On Synthesizing Discrete Fractional Brownian Motion with Applications to Image Processing

Abstract

This paper evaluates the following four methods for synthesizing discrete fractional Brownian motion (dfBm): sampled fBm, displaced interpolation, spectral synthesis, and Karhunen–Loeve-like wavelet expansion with respect to the following questions: Does the candidate dfBm have the correct second-order statistics? Does the candidate dfBm have the correct fractal dimension? To estimate the fractal dimension we apply spectral linear regression, multiresolution energy analysis, and maximum likelihood estimation.
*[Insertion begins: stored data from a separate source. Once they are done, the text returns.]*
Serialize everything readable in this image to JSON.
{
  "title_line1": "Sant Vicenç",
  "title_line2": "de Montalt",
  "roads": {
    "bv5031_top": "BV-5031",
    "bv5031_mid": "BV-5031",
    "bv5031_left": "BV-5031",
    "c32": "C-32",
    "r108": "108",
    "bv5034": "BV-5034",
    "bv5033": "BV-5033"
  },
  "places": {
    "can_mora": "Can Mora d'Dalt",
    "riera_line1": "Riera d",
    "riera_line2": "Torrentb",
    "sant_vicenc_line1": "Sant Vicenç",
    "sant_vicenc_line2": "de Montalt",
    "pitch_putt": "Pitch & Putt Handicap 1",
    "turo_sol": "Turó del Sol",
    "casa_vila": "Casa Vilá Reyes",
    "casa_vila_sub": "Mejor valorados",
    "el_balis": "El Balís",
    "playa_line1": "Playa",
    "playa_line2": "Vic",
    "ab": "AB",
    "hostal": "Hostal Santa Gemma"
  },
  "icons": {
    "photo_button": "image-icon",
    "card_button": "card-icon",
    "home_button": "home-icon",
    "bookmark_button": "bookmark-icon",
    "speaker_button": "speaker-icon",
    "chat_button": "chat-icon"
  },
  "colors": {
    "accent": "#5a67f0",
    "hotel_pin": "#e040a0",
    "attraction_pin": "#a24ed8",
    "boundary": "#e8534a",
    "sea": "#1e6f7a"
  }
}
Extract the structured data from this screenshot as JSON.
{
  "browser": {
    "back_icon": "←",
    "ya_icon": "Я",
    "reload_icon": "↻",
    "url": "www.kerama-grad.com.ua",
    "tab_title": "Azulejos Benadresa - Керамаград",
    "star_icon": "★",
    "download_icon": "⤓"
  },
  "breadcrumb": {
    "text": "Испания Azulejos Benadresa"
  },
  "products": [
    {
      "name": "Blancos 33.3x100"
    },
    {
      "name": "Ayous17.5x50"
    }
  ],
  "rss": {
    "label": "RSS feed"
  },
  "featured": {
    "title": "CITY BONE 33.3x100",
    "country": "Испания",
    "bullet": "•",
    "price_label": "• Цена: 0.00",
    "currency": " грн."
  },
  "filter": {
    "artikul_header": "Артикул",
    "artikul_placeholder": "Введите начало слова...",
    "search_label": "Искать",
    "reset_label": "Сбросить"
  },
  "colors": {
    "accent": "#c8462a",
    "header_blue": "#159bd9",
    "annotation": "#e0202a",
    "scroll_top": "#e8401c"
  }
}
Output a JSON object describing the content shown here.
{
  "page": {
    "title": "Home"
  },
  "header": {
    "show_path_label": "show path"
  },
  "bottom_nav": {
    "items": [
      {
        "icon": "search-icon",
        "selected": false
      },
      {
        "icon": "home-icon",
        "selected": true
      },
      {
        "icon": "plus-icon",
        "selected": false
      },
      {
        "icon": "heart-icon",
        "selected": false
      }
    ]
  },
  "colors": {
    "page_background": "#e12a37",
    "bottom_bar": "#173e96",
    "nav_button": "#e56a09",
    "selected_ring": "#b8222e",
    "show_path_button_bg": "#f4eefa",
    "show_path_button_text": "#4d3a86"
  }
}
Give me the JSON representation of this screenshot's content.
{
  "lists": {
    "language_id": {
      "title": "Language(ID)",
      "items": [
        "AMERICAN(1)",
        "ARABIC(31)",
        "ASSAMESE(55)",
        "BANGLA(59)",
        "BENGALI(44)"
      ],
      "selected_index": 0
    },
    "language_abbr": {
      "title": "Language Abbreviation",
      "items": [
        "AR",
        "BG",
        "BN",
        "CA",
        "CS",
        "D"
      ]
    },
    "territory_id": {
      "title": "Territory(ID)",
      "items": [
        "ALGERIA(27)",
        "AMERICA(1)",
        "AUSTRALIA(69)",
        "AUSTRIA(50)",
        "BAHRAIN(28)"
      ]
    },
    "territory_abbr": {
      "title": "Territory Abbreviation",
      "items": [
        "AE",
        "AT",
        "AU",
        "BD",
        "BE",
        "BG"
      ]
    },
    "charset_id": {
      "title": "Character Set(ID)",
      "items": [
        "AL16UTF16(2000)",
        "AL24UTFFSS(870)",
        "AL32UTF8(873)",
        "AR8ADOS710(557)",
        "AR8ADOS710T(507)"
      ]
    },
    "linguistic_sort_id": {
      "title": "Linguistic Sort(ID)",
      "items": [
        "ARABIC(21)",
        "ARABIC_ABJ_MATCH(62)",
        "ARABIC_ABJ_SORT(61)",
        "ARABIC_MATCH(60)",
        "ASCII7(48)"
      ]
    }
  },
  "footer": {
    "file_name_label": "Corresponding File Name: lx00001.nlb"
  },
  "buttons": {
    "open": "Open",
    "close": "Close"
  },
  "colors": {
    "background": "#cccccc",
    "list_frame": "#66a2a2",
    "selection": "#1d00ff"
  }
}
Running an estimation routine on synthesized data raises the final question: How do the assumptions of the estimation method interact with the assumptions of the synthesis method to produce the results of the various trials? Our main conclusions relative to these questions are: (1) Sampled fBm is the only one of the four methods which has the correct second-order statistics, but only spectral synthesis produces a stationary signal. (2) The fractal dimension of signals produced by sampled fBm, displaced interpolation, and spectral synthesis can be estimated with reasonable accuracy. On the other hand, the wavelet signals are only slightly sensitive to the input values ofH. (3) Analysis routines which make assumptions not made by the synthesis routine generally yield poor estimates ofH, whereas a match of assumptions generally produces good estimates.